I wasn’t really ignoring them. I was just pretending to ignore them.

Truth is, every time I got one of your letters, I had to stuff all my wishes to return to the university for a second degree. I mean, it just felt selfish to me. I wanted to go so badly, but I’ve already been, and Riley hasn’t. If anything, I felt, she should go.

And I’ll go again when Bo and Patches go.

But that might be too late for us, mightn’t it?

So, I decided to try the aptitude test again. Just to see what my options were. I mean, I wouldn’t have to go, but it might be neat if I could.


The test was a piece of cake! I qualified for full scholarship and advanced placement in technology and phys ed. Plus I earned a few carry-over credits in communications, too.

I put on my graduation gown, just to remember how great it felt.

Man, I really want to return to college. I want that second degree!


Bo and I talked about it while we worked together in the kitchen.

“I don’t see why not to go,” Bo said. “It’s not like I don’t know how to take care of myself. Plus, Riley’s like an aunt to me and Patches.”

He said I should go now and go with him and Patches. “You know you’ll want another degree as soon as you earn this one,” he said.


I wasn’t sure how Patches would feel.

“Doesn’t matter,” she said. “If you want to go, go. If you want to stay, stay. Same difference, far as I’m concerned.”


Once the kids went to school, I really felt my mom’s presence so strongly.

Did I ever tell you that I write to her sometimes? It really helps me clear my thoughts.

So I decided I’d talk with her, see what she suggested.


“I want to go back to college, Mom,” I said. “But I also want to do what I need to here, you know, to take care of everything.”

It’s also important for you to take care of yourself.

“I love having my fine arts degree,” I continued, “but I want to be well-rounded. You know I love working out and being fit. I want to learn more about physiology.”
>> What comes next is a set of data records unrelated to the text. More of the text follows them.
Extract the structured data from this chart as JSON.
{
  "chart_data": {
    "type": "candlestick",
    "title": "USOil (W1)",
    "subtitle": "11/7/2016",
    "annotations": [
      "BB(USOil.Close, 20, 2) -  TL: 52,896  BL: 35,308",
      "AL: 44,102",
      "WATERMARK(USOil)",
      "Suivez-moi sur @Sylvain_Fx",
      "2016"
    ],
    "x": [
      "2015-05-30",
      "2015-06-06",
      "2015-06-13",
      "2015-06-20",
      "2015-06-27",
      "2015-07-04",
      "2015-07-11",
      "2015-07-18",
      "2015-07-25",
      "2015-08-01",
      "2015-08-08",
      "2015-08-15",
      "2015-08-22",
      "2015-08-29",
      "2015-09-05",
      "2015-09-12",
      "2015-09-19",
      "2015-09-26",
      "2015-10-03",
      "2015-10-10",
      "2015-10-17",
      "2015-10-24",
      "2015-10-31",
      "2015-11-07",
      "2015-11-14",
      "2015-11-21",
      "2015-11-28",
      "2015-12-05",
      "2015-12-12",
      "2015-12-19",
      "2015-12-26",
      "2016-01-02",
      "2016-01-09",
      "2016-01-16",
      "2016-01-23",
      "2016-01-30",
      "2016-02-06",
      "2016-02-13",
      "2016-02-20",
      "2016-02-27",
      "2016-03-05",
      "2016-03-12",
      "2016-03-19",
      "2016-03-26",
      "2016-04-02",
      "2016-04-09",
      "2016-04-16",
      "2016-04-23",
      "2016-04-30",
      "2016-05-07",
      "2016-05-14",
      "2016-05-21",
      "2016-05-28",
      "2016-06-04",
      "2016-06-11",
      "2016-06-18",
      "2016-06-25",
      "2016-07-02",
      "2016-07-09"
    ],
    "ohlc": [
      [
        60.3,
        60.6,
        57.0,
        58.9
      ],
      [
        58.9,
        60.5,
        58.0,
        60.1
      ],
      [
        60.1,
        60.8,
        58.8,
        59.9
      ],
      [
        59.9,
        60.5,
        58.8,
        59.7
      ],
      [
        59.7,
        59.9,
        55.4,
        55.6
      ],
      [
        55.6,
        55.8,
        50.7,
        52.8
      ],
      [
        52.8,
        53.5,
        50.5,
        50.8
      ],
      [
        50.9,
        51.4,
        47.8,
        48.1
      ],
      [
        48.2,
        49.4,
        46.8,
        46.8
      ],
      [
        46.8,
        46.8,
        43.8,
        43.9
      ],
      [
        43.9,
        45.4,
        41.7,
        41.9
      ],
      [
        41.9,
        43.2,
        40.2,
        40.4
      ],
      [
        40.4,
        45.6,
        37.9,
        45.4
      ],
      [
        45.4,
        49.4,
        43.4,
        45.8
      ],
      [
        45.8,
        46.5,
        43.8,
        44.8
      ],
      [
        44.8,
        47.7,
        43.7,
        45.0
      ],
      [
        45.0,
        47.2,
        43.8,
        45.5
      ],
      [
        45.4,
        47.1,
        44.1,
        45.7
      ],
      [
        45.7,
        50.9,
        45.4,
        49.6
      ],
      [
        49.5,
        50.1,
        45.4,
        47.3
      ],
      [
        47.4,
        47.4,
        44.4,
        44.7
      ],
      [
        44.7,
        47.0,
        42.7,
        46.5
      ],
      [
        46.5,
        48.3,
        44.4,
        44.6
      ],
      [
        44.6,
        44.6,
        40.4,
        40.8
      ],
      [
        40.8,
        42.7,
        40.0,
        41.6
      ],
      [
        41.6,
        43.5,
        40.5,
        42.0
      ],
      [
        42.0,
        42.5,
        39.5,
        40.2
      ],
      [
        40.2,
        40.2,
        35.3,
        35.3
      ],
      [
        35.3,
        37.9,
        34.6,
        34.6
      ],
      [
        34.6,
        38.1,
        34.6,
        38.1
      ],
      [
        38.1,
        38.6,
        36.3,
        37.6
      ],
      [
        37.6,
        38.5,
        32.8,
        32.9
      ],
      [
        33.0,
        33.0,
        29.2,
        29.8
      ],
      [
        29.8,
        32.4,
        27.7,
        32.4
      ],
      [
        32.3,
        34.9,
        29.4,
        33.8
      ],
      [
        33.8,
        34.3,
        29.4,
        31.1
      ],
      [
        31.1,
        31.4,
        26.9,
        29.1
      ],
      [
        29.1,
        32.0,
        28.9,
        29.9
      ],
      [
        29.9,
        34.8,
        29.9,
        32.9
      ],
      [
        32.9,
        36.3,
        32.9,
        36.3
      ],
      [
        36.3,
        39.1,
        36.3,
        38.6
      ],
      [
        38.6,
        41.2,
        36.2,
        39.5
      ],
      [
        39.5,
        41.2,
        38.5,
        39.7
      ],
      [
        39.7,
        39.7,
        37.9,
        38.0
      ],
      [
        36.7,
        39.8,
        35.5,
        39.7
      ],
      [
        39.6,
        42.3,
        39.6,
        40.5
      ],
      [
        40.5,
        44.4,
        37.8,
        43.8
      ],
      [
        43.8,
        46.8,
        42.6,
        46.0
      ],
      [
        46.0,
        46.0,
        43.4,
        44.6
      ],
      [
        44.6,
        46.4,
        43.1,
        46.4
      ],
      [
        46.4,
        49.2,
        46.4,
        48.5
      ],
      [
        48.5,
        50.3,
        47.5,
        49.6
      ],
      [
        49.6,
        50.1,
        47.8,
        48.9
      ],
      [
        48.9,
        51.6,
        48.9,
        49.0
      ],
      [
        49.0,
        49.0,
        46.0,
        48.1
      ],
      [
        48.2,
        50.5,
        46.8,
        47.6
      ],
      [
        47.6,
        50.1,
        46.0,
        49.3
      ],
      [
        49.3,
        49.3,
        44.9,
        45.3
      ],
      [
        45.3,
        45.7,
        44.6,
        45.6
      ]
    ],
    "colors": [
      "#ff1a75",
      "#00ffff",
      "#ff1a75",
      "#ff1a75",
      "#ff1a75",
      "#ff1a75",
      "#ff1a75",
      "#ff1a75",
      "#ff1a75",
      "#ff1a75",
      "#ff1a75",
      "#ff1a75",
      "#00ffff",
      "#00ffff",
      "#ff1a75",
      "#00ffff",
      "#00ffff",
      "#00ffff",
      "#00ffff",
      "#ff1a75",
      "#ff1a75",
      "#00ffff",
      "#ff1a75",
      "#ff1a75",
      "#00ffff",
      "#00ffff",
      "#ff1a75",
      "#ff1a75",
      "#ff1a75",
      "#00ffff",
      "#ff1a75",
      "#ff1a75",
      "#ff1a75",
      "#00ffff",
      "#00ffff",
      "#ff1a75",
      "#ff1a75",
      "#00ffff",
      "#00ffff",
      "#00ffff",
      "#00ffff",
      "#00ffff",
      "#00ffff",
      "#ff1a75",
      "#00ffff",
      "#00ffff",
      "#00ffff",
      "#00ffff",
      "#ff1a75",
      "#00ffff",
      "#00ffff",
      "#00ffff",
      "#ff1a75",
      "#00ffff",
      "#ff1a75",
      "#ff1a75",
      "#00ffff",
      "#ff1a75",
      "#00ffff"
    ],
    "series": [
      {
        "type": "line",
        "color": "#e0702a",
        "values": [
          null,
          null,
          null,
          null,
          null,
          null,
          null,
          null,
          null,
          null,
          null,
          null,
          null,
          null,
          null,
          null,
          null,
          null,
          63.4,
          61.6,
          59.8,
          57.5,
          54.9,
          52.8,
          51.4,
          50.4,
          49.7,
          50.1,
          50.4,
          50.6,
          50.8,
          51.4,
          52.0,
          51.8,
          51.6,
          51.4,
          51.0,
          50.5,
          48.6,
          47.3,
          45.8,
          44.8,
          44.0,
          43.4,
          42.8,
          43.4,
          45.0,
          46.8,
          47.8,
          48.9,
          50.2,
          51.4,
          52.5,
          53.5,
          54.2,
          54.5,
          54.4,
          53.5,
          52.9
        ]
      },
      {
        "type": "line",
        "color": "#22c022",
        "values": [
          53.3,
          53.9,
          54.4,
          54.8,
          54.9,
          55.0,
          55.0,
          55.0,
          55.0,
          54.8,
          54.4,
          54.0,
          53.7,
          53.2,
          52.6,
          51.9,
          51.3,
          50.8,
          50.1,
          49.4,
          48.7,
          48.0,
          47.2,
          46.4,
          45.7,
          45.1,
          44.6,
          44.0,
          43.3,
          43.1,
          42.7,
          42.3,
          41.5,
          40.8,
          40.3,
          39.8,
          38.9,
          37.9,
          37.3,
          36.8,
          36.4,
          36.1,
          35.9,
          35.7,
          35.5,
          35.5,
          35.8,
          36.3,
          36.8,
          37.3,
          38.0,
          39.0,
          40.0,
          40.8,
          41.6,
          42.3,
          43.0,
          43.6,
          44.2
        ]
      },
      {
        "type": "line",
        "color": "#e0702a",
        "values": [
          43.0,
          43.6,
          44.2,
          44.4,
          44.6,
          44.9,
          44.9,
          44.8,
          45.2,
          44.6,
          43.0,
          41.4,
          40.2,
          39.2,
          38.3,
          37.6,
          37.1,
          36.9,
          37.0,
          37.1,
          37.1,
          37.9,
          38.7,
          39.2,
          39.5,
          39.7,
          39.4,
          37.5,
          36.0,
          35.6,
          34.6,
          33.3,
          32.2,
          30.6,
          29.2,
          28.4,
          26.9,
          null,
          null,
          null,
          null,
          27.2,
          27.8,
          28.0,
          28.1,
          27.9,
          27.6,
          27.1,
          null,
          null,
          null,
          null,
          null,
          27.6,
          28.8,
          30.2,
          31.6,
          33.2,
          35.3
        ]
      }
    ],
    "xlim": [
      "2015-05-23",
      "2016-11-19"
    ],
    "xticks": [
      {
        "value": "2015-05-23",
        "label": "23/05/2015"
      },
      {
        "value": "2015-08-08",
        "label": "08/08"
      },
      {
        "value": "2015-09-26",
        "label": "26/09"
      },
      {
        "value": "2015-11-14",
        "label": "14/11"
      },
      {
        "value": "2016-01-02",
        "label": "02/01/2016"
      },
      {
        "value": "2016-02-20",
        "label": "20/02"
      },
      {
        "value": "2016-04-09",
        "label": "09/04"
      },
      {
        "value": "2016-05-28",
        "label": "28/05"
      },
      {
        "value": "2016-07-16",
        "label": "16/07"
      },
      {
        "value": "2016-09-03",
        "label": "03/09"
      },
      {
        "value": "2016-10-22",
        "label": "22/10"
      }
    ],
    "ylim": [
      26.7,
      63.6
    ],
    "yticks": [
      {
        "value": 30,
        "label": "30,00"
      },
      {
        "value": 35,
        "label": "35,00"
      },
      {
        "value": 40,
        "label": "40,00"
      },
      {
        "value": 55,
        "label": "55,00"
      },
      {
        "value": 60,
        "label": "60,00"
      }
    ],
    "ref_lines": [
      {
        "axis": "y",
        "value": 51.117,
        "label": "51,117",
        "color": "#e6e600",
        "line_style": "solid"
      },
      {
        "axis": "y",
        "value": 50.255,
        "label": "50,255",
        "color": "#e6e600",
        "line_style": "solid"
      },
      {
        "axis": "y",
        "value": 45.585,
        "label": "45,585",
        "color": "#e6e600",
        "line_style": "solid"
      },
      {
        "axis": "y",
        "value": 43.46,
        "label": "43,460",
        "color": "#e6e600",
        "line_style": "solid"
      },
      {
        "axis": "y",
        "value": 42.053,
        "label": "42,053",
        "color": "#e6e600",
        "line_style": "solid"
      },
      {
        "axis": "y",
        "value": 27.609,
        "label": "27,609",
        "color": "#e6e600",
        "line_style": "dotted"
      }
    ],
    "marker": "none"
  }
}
You should learn everything you want. It’s your life. Live it in a way that brings out your best.

“But I hate leaving Bo and Patches. And I hate asking Riley to take care of everything while I’m gone for two terms again.”

I’ll be here, too. Just because I’ve passed, doesn’t mean I don’t remain here to look after the family.


Riley walked in then.

“What’s this you’re saying?” she asked.


Oh, Shannon. I didn’t have the heart to tell her I was thinking of leaving again already, so soon after getting my first degree.

I will talk to her, I promise you. We’ll have a long talk, but not yet. I need a little more time to get clear with my own desires, to figure out why I want this. Do I want it? Do I just want a way to spend more time with you? If so, that’s fine, too. But I need to be clear so that when I talk to Riley, I can tell her why I want this, why it’s so important to me.

And does it matter to you? Do you want me there, or were you just making casual suggestions like it might be an idea to consider, like trying applesauce for breakfast?

Let me know if you want me to come. I’ll think more and let you know what I decide.

It would be amazing to see you again.